Contributor

William C. Chittick, Ph.D.

Professor of Religious Studies, State University of New York, Stony Brook

William C. Chittick is professor of Religious Studies in the Department of Asian and Asian American Studies at the State University of New York, Stony Brook.

Born and raised in Connecticut, he finished his B.A. at the College of Wooster in 1966. He then studied Persian for a summer at the University of Texas and went to Iran. After receiving his Ph.D. in Persian literature at Tehran University in 1973, he taught comparative religion at a technical university in Tehran and continued to study Islamic thought at the Iranian Academy of Philosophy. He left Iran just before the revolution, served for a time as an editor with the Encyclopedia Iranica at Columbia University, and along with his wife, Sachiko Murata, joined the Religious Studies faculty at Stony Brook in 1983.
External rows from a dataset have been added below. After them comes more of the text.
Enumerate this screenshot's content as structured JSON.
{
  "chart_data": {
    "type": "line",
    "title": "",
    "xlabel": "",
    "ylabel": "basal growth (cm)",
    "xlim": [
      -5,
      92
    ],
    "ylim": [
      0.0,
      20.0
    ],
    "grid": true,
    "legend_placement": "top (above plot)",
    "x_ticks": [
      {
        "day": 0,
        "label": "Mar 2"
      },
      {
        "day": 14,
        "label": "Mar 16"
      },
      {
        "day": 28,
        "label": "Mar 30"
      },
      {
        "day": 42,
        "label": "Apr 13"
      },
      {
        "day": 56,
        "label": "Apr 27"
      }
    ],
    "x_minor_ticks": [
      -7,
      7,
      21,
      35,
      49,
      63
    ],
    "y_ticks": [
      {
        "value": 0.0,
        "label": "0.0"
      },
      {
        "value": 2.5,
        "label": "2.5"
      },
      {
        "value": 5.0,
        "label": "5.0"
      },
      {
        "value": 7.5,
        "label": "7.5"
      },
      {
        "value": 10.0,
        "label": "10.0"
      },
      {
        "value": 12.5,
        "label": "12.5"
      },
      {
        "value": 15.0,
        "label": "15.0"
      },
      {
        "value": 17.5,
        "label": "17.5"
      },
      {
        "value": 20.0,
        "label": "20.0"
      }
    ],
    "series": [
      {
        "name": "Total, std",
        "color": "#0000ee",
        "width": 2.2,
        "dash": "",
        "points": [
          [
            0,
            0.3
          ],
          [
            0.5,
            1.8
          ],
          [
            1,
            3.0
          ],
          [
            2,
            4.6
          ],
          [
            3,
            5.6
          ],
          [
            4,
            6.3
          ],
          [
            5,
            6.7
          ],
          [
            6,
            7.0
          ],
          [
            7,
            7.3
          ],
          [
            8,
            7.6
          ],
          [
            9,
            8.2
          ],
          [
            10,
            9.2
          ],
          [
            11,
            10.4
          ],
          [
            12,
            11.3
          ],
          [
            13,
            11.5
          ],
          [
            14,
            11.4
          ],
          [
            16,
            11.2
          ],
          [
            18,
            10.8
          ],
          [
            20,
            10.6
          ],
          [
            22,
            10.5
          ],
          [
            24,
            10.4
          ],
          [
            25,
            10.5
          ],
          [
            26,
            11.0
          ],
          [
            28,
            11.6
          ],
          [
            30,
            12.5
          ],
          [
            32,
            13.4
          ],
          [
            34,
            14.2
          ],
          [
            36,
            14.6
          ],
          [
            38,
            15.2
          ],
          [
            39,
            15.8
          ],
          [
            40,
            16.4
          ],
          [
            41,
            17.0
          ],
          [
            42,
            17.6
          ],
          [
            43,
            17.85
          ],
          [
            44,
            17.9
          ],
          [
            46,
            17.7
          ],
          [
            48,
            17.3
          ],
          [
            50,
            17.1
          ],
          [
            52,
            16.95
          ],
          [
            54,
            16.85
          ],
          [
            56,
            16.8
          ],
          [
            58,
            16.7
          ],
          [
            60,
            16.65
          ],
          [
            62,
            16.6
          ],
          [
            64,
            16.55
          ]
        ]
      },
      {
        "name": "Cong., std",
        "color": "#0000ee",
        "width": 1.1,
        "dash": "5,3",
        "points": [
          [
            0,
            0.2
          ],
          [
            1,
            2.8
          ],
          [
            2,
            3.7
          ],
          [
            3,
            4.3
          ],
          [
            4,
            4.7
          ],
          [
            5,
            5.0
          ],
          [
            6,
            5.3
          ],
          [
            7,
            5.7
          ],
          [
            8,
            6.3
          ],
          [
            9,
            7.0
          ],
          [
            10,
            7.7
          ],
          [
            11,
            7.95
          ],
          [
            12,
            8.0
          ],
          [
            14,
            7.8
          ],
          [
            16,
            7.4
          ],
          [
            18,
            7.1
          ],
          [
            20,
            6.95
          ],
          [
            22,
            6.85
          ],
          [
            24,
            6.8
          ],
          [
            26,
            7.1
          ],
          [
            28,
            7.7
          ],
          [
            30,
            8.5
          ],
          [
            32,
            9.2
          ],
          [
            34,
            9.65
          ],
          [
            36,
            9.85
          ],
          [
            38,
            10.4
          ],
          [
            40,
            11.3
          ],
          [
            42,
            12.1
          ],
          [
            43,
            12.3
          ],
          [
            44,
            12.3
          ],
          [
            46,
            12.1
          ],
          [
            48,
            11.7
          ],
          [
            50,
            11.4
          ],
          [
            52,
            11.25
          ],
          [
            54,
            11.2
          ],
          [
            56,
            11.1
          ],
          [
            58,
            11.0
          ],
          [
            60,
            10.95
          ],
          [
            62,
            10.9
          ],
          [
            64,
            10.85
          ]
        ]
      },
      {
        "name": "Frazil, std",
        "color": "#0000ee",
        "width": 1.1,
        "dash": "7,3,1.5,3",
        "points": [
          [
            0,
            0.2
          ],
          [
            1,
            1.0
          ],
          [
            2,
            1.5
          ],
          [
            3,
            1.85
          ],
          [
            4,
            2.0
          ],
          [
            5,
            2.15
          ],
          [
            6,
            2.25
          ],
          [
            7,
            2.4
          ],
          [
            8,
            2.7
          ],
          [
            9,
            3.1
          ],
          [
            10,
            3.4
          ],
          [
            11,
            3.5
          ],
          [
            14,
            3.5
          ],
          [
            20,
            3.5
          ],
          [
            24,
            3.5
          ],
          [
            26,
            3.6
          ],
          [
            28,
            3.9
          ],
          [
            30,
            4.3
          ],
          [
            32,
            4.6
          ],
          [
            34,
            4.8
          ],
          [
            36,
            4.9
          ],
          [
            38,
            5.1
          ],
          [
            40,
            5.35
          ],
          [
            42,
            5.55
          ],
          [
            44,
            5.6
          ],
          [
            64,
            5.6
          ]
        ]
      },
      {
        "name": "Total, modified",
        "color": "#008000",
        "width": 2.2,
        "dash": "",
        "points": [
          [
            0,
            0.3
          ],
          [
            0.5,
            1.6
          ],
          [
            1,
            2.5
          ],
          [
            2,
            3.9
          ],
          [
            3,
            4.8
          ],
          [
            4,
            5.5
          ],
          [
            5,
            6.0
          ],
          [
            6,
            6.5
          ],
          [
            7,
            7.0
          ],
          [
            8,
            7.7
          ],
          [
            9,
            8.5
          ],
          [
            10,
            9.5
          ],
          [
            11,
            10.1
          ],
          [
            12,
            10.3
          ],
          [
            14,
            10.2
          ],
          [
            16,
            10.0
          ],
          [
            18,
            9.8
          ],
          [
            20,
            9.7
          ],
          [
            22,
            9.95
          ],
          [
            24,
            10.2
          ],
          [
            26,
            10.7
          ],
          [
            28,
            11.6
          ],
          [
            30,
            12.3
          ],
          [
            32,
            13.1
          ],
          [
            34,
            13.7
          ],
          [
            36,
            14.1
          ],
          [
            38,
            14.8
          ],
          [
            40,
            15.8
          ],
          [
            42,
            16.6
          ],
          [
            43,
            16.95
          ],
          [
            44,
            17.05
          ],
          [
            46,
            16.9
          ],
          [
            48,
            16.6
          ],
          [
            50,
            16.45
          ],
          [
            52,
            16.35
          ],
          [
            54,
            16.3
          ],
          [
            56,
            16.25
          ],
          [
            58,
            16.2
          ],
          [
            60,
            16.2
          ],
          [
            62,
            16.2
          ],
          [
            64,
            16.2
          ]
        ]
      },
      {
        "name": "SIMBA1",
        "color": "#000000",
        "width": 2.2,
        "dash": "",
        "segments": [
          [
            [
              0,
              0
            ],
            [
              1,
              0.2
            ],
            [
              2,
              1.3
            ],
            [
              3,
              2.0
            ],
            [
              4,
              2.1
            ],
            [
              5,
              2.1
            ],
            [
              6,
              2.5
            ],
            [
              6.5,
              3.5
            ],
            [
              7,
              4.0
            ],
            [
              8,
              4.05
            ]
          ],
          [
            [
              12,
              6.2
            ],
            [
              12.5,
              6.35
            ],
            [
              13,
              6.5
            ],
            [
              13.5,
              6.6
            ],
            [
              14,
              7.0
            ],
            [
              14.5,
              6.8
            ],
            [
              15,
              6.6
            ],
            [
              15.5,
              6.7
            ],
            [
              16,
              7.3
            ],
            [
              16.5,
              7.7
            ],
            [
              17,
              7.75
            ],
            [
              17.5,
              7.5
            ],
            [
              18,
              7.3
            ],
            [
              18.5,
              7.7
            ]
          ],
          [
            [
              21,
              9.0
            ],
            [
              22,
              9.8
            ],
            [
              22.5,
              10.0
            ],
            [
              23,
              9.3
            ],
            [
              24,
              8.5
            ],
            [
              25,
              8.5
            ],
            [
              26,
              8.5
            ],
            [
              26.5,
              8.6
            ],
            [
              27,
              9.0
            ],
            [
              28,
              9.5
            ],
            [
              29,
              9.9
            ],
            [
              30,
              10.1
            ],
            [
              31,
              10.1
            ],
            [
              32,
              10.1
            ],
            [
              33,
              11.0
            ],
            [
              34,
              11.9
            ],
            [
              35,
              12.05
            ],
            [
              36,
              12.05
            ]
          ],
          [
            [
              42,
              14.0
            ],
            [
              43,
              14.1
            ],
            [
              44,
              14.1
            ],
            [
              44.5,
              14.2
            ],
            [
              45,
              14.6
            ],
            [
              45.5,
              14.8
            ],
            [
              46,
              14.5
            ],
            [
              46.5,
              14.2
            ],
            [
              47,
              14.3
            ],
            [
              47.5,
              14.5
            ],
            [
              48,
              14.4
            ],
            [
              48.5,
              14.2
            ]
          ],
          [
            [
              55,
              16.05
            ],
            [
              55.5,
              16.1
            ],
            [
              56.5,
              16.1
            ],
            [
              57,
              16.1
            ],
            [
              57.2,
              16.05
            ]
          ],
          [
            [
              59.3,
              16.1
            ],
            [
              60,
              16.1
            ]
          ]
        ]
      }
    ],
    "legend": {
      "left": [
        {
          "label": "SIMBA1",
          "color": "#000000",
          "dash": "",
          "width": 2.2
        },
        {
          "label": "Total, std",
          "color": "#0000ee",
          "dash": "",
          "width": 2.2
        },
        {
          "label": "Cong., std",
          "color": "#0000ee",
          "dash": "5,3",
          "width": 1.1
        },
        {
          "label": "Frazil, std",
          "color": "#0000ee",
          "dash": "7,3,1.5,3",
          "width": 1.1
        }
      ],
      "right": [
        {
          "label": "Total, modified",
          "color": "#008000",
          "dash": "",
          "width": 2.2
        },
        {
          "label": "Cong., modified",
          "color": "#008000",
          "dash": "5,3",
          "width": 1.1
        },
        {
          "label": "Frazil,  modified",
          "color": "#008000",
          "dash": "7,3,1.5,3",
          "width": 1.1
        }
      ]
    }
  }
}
He has lectured around the world and published 30 books and numerous articles on Islamic intellectual history, concentrating on the interface between Sufism and philosophy. His books include The Sufi Path of Love (SUNY, 1983), The Sufi Path of Knowledge (SUNY, 1989), The Heart of Islamic Philosophy (Oxford, 2001), Ibn Arabi: Heir to the Prophets (Oneworld, 2005), Science of the Cosmos, Science of the Soul (Oneworld, 2007), and, with Sachiko Murata, The Vision of Islam (Paragon, 1994). For the past ten years, he has worked along with Murata and Tu Weiming investigating the uniquely Chinese form of Islamic philosophy that flourished among the Huiru, the “Muslim Confucians.” The latest result of their research is The Sage Learning of Liu Zhi: Islamic Thought in Confucian Terms (Harvard, 2009).